Newton Faulkner @ The Symphony Hall, 30th March 2017Newton Faulkner @ The Symphony Hall, 30th March 2017Newton Faulkner @ The Symphony Hall, 30th March 2017Newton Faulkner @ The Symphony Hall, 30th March 2017Newton Faulkner @ The Symphony Hall, 30th March 2017

So, Newton Faulkner is supporting Amy MacDonald at The Symphony Hall. This is indeed a sedate place. The last time I was here I was basking in the aura of the legend that is Jack De Johnette. It’s the kind of place that serves up gigs with luxury printed programmes – from Classical to Jazz to events firmly aimed at the Radio 2 audience; and these days this is in no way a derogatory statement, it’s just an indication of where the middle of the road lies in 2017. It’s the nice place to be; a place for the majority who like their classical, jazz and the output of musicians such as Newton Faulkner, but don’t want to make a song and dance about it.

Newton Faulkner

Astronomically The Symphony Hall is well within Earth’s orbit music-wise. But being someone who is usually operating metaphorically in the outer reaches of the solar system, and unless we are talking about Jack or Wayne Shorter, or Esperanza Spalding, this is not familiar territory. Neither is the work of Newton Faulkner; but I am here to be educated.

So to a degree is Newton Faulkner. His opening micky-take, playing the opening bars of Carmen Halbenara and commenting “nice room” raise a titter but left a few stone faced. Thankfully there were a few vocal Newton Faulkner fans at the back to break the mood. They knew what they were going to get.

So what did they get? Well, firstly Newton Faulkner is more than a handy musician. Highly talented I suspect, but playing well within himself if tonight’s offering is anything to go by. His guitar style can be described as percussive, not only in his use of the guitar body as a kind of drum but also in how he hits the strings. He has a great vocal range but at times blends in with a lot of man and guitar sounds. However, at the same time his be-socked feet are playing a set of pedals that stand in for his band when he plays gigs like this one; a one-man band if you like.

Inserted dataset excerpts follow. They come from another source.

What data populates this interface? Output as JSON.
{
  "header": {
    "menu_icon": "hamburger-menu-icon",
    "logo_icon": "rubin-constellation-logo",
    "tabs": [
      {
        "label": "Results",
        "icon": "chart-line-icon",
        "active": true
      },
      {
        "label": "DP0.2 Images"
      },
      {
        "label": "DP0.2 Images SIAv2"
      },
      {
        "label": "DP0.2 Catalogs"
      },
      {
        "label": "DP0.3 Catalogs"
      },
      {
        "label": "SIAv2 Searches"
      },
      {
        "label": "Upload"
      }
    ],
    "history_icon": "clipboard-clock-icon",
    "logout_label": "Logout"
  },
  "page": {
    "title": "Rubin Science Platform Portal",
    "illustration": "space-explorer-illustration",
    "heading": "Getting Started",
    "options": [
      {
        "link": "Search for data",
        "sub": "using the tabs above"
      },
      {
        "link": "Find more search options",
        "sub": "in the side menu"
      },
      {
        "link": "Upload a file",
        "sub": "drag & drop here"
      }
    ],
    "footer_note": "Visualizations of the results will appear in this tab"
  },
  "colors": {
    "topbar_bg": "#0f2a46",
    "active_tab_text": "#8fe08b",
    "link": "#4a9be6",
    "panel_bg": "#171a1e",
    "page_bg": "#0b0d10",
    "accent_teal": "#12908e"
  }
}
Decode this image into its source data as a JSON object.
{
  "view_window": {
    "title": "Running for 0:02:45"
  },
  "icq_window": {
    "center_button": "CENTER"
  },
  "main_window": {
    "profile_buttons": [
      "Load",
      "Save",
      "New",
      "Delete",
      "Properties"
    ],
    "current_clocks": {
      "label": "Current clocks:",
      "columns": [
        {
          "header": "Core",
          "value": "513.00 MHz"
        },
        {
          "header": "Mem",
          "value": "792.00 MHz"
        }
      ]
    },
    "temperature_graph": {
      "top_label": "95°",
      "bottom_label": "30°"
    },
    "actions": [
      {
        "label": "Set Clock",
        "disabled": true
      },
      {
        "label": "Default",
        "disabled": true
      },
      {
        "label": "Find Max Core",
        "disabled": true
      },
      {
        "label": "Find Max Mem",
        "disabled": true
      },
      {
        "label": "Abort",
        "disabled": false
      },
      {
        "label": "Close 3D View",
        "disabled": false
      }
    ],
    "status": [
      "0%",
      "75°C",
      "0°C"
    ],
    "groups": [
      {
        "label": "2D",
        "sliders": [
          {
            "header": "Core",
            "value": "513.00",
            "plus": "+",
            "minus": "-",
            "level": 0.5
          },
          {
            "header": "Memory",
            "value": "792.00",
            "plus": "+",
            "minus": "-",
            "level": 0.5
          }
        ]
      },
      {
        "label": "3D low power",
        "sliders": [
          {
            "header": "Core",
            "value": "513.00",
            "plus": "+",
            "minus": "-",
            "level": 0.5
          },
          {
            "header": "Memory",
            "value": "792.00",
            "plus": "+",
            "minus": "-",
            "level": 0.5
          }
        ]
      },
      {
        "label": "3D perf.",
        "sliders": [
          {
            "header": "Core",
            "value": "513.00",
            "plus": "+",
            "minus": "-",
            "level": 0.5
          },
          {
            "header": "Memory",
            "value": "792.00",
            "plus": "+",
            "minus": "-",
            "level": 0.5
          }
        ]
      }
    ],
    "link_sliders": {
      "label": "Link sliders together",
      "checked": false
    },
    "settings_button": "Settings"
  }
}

The tunes on show ranged from the kind of familiar to the half-finished. This guy is no novice. He has a huge personality and he knows how to work his audience. He is currently funding his sixth album through Pledge Music, and is also asking fans for opinions on the work in progress. As a result he played a couple of tunes that were incomplete. Typically these were the ones that I found more appealing; certainly more appealing that the clap-along, sing-along fare that made up most of his set.

Several of these sounded familiar, but I found myself waiting for him to burst out of the MOR bubble and give us something excellent; something that would get the ears pricked up and the pulse racing. In the end we got it, but in a bizarre fashion it was a cover that did it. Of all things Bohemian Rhapsody, apparently his party piece, showed more vim and vigour than anything that preceded it.

It was tempting to think “He wishes he could write a tune like that”. But the fact of the matter is I reckon he could, and should. In this vein he is squarely in the “what’s not to like” category, and a lot of people love him in that mode. For me – well, I would hope that back home he has a post-punk band in the garage, taking advantage of his talent and exploding out of that middle of the road envelope.